コルベットに轢かれ足を負傷も“強行出場”でクラス優勝「何が犠牲になっても勝ちたかった」とシェーラー

 6月10~11日、フランスのル・マンにあるサルト・サーキットでWEC世界耐久選手権第4戦ル・マン24時間レースの決勝が行われ、LMP2クラスはインターユーロポル・コンペティションの34号車オレカ07・ギブソン(ヤコブ・スミエコウスキー/アルベルト・コスタ/ファビオ・シェーラー組)が制した。

 波乱の幕開けとなったスタートを担当したシェーラーは、最初のピットストップでドライバー交代のためにマシンを降りた際、近くのピットボックスへ向けてマシンを寄せていたニッキー・キャツバーグがドライブする33号車シボレー・コルベットC8.R(コルベット・レーシング)と接触してしまった。

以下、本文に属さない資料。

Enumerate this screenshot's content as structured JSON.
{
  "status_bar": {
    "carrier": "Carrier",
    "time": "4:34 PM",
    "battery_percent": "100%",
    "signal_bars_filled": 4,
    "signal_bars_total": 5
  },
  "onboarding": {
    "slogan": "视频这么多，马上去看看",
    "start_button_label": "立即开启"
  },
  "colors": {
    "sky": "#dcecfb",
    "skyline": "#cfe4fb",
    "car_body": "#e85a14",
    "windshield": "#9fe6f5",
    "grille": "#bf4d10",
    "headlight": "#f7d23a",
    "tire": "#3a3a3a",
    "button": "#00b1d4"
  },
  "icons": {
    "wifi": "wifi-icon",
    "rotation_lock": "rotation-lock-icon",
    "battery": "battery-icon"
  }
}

 シェーラーはこの時の状況について、「クルマから飛び降りてピットへ走ろうと思ったら、33号車コルベットに轢かれてしまった」とSportscar365に語った。

「彼(キャッツバーグ)は僕の左足を踏み越えていった。けれど、もしレーシングカーのスプリッター(空力パーツ)が足に当たっていたら、もう運転することは不可能だっただろうから、まだ運転できたことは不幸中の幸いだった」

 接触の際に33号車コルベットをドライブしていたキャツバーグは、このアクシデントの原因をふたりの『コミュニケーションの行き違い』にあると述べ、接触の状況を振り返る。

「僕がピットに入ってきたところで、彼は私のマシンにぶつかった」

「彼はマシンの前を走っていき、まさにそこに私は入っていったんだ。僕は自分たちのピットボックスに入ろうとしていたので、ほかにどこにも避けることはできなかった」

■アドレナリンが出て痛みを我慢できた

 シェーラーとチームは、スティントの間にアイシングとマッサージを行って痛みをコントロールし、ケガを負いながらもレースを続けることを選択した。

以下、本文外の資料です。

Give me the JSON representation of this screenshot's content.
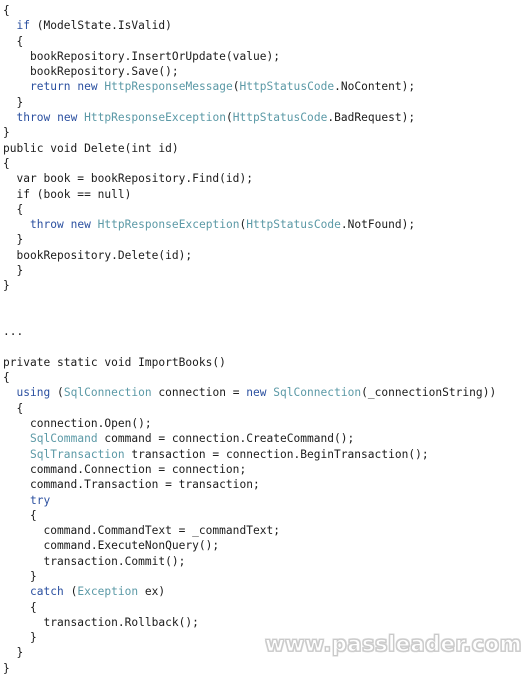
{
  "document": {
    "language": "C#",
    "background_color": "#ffffff",
    "keyword_color": "#2b50a0",
    "type_color": "#5b99a6",
    "text_color": "#1b1b1b",
    "lines": [
      [
        {
          "t": "{",
          "c": "pun"
        }
      ],
      [
        {
          "t": "  ",
          "c": "pun"
        },
        {
          "t": "if",
          "c": "kw"
        },
        {
          "t": " (ModelState.IsValid)",
          "c": "id"
        }
      ],
      [
        {
          "t": "  {",
          "c": "pun"
        }
      ],
      [
        {
          "t": "    bookRepository.InsertOrUpdate(value);",
          "c": "id"
        }
      ],
      [
        {
          "t": "    bookRepository.Save();",
          "c": "id"
        }
      ],
      [
        {
          "t": "    ",
          "c": "pun"
        },
        {
          "t": "return",
          "c": "kw"
        },
        {
          "t": " ",
          "c": "id"
        },
        {
          "t": "new",
          "c": "kw"
        },
        {
          "t": " ",
          "c": "id"
        },
        {
          "t": "HttpResponseMessage",
          "c": "type"
        },
        {
          "t": "(",
          "c": "pun"
        },
        {
          "t": "HttpStatusCode",
          "c": "type"
        },
        {
          "t": ".NoContent);",
          "c": "id"
        }
      ],
      [
        {
          "t": "  }",
          "c": "pun"
        }
      ],
      [
        {
          "t": "  ",
          "c": "pun"
        },
        {
          "t": "throw",
          "c": "kw"
        },
        {
          "t": " ",
          "c": "id"
        },
        {
          "t": "new",
          "c": "kw"
        },
        {
          "t": " ",
          "c": "id"
        },
        {
          "t": "HttpResponseException",
          "c": "type"
        },
        {
          "t": "(",
          "c": "pun"
        },
        {
          "t": "HttpStatusCode",
          "c": "type"
        },
        {
          "t": ".BadRequest);",
          "c": "id"
        }
      ],
      [
        {
          "t": "}",
          "c": "pun"
        }
      ],
      [
        {
          "t": "public void Delete(int id)",
          "c": "id"
        }
      ],
      [
        {
          "t": "{",
          "c": "pun"
        }
      ],
      [
        {
          "t": "  var book = bookRepository.Find(id);",
          "c": "id"
        }
      ],
      [
        {
          "t": "  if (book == null)",
          "c": "id"
        }
      ],
      [
        {
          "t": "  {",
          "c": "pun"
        }
      ],
      [
        {
          "t": "    ",
          "c": "pun"
        },
        {
          "t": "throw",
          "c": "kw"
        },
        {
          "t": " ",
          "c": "id"
        },
        {
          "t": "new",
          "c": "kw"
        },
        {
          "t": " ",
          "c": "id"
        },
        {
          "t": "HttpResponseException",
          "c": "type"
        },
        {
          "t": "(",
          "c": "pun"
        },
        {
          "t": "HttpStatusCode",
          "c": "type"
        },
        {
          "t": ".NotFound);",
          "c": "id"
        }
      ],
      [
        {
          "t": "  }",
          "c": "pun"
        }
      ],
      [
        {
          "t": "  bookRepository.Delete(id);",
          "c": "id"
        }
      ],
      [
        {
          "t": "  }",
          "c": "pun"
        }
      ],
      [
        {
          "t": "}",
          "c": "pun"
        }
      ],
      [
        {
          "t": "",
          "c": "pun"
        }
      ],
      [
        {
          "t": "",
          "c": "pun"
        }
      ],
      [
        {
          "t": "...",
          "c": "id"
        }
      ],
      [
        {
          "t": "",
          "c": "pun"
        }
      ],
      [
        {
          "t": "private static void ImportBooks()",
          "c": "id"
        }
      ],
      [
        {
          "t": "{",
          "c": "pun"
        }
      ],
      [
        {
          "t": "  ",
          "c": "pun"
        },
        {
          "t": "using",
          "c": "kw"
        },
        {
          "t": " (",
          "c": "pun"
        },
        {
          "t": "SqlConnection",
          "c": "type"
        },
        {
          "t": " connection = ",
          "c": "id"
        },
        {
          "t": "new",
          "c": "kw"
        },
        {
          "t": " ",
          "c": "id"
        },
        {
          "t": "SqlConnection",
          "c": "type"
        },
        {
          "t": "(_connectionString))",
          "c": "id"
        }
      ],
      [
        {
          "t": "  {",
          "c": "pun"
        }
      ],
      [
        {
          "t": "    connection.Open();",
          "c": "id"
        }
      ],
      [
        {
          "t": "    ",
          "c": "pun"
        },
        {
          "t": "SqlCommand",
          "c": "type"
        },
        {
          "t": " command = connection.CreateCommand();",
          "c": "id"
        }
      ],
      [
        {
          "t": "    ",
          "c": "pun"
        },
        {
          "t": "SqlTransaction",
          "c": "type"
        },
        {
          "t": " transaction = connection.BeginTransaction();",
          "c": "id"
        }
      ],
      [
        {
          "t": "    command.Connection = connection;",
          "c": "id"
        }
      ],
      [
        {
          "t": "    command.Transaction = transaction;",
          "c": "id"
        }
      ],
      [
        {
          "t": "    ",
          "c": "pun"
        },
        {
          "t": "try",
          "c": "kw"
        }
      ],
      [
        {
          "t": "    {",
          "c": "pun"
        }
      ],
      [
        {
          "t": "      command.CommandText = _commandText;",
          "c": "id"
        }
      ],
      [
        {
          "t": "      command.ExecuteNonQuery();",
          "c": "id"
        }
      ],
      [
        {
          "t": "      transaction.Commit();",
          "c": "id"
        }
      ],
      [
        {
          "t": "    }",
          "c": "pun"
        }
      ],
      [
        {
          "t": "    ",
          "c": "pun"
        },
        {
          "t": "catch",
          "c": "kw"
        },
        {
          "t": " (",
          "c": "pun"
        },
        {
          "t": "Exception",
          "c": "type"
        },
        {
          "t": " ex)",
          "c": "id"
        }
      ],
      [
        {
          "t": "    {",
          "c": "pun"
        }
      ],
      [
        {
          "t": "      transaction.Rollback();",
          "c": "id"
        }
      ],
      [
        {
          "t": "    }",
          "c": "pun"
        }
      ],
      [
        {
          "t": "  }",
          "c": "pun"
        }
      ],
      [
        {
          "t": "}",
          "c": "pun"
        }
      ]
    ]
  },
  "watermark": {
    "text": "www.passleader.com",
    "color": "#d3d3d3"
  }
}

 ドライブへの影響については「通常は足先を使う操作を、脚全体で行うようにして対処した」という。

「足を休めるための時間を多く取るために、その後の走行プランを変更したが、どうにかうまくいったよ。マシンに乗って数周すると、アドレナリンが出てきて痛みもどうにか我慢できた」

「今週は優勝のチャンスがあるだろうとテストデーの時から分かっていたから、足の痛みも忘れてあきらめずに戦うことができたんだ」

 ケガにも耐えて得たル・マン24時間の優勝によって、チームは初めてWEC LMP2クラスのポイントランキング首位に浮上。シェーラーは熾烈な争いが繰り広げられる同クラスでの優勝を「なおさらいい香りがするよ」と語り、シリーズタイトルの争いへの期待を述べた。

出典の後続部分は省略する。